According to Global Times, analysts have warned that the "unrests in Afghanistan could provide a hotbed for terrorists targeting China's Xinjiang and its interests overseas including the CPEC projects, "where enhanced communication and coordination between China and Pakistan is required to tackle potential threats."
At a time when China was hoping to expand the CPEC further into Afghanistan, challenges for Pakistan have increased. Expansion of the CPEC would depend on how stable Afghanistan is under Taliban rule. "The far more likely outcome, however, is renewed instability that could threaten Chinese investments in Pakistan under CPEC," Elizabeth Threlkeld – senior fellow and deputy director of the South Asia Program at the Stimson Center told the Diplomat in an interview.
On August 20, a bomb blast in the Gwadar area in Balochistan killed two Pakistani children but was targeted at the Chinese. In July, a bomb blast inside a bus near the Dasu hydropower project killed at least 13 people including nine Chinese nationals. Prior to this, a bomb blast at an upmarket hotel at Quetta stumped China as well as Pakistan. Reports suggested that the attack was targeted at the Chinese ambassador, who was in the city at that time.
While several reports have suggested that Chinese investments into the CPEC projects have been slowing down, the Chinese authorities have denied any deviation from the plan.
"China's investments into CPEC projects have slowed down in the last few months.. somewhere the Chinese may be realising that they bit much more than they can chew since the results (of the projects) have not been very satisfactory," Shakti Sinha, Honorary Director Atal Bihari Vajpayee Institute of Policy Research and International Studies, MS University told India Narrative. Sinha pointed out that a successful CPEC would need Afghanistan's participation.
Urdu point, a Pakistan-based Urdu news website said that Pakistan is concerned that Afghanistan since the fall of Kabul to the Taliban may become a source of cross-border terrorism, including against the CPEC project.
According to the website, Sehar Kamran member of Pakistan's Senate Forum for Policy Research told Sputnik that "Pakistan has a lot at stake, especially with regards to the CPEC."
China has also expressed its dissatisfaction over the pace of the project. In fact, the sudden and swift dismissal of Lieutenant General (retd) Asim Saleem Bajwa, who was heading the CPEC project, on account of lack of transparency and corruption raised many eyebrows.
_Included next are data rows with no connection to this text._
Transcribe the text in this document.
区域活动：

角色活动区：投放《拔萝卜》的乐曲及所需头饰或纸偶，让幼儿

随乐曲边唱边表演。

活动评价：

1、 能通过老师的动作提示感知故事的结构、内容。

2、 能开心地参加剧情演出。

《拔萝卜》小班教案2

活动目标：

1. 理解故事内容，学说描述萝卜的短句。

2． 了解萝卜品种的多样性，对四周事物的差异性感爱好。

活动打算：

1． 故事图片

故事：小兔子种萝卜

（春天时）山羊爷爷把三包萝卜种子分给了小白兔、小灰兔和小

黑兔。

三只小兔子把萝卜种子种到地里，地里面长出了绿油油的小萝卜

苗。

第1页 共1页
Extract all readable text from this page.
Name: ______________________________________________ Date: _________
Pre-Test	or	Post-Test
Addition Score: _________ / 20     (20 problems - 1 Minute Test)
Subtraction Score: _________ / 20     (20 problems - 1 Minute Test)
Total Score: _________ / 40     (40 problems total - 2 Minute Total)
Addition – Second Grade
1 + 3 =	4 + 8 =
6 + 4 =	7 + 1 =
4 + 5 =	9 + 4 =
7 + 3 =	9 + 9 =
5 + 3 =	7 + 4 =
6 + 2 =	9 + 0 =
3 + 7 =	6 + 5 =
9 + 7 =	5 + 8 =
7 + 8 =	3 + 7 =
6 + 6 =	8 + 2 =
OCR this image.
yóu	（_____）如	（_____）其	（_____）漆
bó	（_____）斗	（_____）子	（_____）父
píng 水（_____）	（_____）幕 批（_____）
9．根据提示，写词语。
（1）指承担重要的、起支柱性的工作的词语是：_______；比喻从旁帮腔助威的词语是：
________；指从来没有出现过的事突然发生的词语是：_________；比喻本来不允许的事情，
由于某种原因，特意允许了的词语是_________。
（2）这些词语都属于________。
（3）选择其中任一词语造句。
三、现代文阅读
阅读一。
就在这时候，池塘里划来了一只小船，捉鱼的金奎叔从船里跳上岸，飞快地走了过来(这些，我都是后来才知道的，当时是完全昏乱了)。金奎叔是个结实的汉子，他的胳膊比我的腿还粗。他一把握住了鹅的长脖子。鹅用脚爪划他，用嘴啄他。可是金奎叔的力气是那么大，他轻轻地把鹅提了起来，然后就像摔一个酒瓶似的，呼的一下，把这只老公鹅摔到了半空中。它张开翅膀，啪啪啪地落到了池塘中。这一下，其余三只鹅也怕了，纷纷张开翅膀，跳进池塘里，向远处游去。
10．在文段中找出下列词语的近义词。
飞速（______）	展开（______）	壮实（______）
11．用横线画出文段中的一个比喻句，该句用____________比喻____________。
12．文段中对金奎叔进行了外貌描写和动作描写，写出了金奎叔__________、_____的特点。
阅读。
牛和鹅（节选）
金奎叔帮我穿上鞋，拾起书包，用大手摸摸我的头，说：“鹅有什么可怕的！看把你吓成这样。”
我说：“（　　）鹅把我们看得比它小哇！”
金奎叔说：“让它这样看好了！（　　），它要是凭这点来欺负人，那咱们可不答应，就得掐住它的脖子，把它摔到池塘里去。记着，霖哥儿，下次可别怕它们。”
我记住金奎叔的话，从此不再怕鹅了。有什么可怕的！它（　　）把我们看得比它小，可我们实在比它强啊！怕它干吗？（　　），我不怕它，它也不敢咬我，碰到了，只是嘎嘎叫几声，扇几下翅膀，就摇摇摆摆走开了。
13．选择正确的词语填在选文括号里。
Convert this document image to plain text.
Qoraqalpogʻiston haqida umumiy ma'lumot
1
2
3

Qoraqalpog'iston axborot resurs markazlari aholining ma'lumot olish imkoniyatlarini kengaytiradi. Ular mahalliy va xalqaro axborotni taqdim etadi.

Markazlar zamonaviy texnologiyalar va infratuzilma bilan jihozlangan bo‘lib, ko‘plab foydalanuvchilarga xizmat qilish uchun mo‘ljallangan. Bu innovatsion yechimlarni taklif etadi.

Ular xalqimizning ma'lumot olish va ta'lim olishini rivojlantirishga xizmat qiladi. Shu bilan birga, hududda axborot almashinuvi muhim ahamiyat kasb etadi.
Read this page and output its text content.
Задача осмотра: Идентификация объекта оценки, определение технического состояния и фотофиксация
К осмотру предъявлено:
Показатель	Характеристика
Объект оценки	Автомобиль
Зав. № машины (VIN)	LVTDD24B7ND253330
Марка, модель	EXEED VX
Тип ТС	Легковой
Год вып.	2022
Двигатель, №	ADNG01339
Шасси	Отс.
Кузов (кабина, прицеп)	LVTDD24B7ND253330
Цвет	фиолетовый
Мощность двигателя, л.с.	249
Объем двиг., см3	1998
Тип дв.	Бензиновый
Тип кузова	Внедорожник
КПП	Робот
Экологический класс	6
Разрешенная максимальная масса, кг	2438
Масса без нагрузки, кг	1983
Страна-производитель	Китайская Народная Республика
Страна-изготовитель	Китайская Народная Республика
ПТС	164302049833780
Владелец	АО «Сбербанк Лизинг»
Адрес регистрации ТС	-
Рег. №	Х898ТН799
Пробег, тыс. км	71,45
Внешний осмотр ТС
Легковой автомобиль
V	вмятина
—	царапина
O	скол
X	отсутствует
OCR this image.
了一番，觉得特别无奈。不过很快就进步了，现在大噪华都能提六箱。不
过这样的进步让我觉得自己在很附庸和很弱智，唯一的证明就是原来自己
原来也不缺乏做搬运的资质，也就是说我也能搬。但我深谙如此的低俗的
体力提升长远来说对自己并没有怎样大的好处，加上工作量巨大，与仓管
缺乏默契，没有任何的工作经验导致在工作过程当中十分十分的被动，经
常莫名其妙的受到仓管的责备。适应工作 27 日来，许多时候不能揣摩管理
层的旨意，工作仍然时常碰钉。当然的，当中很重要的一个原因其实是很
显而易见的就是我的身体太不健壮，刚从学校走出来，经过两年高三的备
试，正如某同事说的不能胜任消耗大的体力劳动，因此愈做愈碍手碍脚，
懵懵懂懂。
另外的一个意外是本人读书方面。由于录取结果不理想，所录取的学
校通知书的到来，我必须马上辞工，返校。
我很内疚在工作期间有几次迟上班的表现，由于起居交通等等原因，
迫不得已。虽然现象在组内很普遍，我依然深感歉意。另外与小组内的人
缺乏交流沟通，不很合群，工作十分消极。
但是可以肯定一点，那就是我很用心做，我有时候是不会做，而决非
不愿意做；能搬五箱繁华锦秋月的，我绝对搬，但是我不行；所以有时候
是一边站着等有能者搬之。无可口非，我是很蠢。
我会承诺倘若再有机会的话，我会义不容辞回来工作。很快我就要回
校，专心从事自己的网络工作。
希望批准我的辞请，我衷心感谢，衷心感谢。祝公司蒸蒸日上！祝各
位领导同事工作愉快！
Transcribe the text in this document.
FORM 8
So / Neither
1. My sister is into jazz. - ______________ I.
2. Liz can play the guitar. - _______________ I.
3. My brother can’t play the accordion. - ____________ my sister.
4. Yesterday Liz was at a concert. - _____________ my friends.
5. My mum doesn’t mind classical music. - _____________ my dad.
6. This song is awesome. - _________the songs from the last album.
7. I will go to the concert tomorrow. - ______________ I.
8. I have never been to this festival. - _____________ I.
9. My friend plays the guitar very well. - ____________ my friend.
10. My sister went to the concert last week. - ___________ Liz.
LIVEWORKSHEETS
However, analysts said that CPEC, described by the jewel in the crown, is a project that is not only associated with Chinese ambition but prestige as well and that Beijing will not abandon it.
"There is no way to suggest that the importance China attaches to CPEC has in any way reduced...I don't think CPEC will be impacted in any way," TCA Raghavan former Ambassador to Pakistan said, adding that the project is "an extremely important one" for Beijing.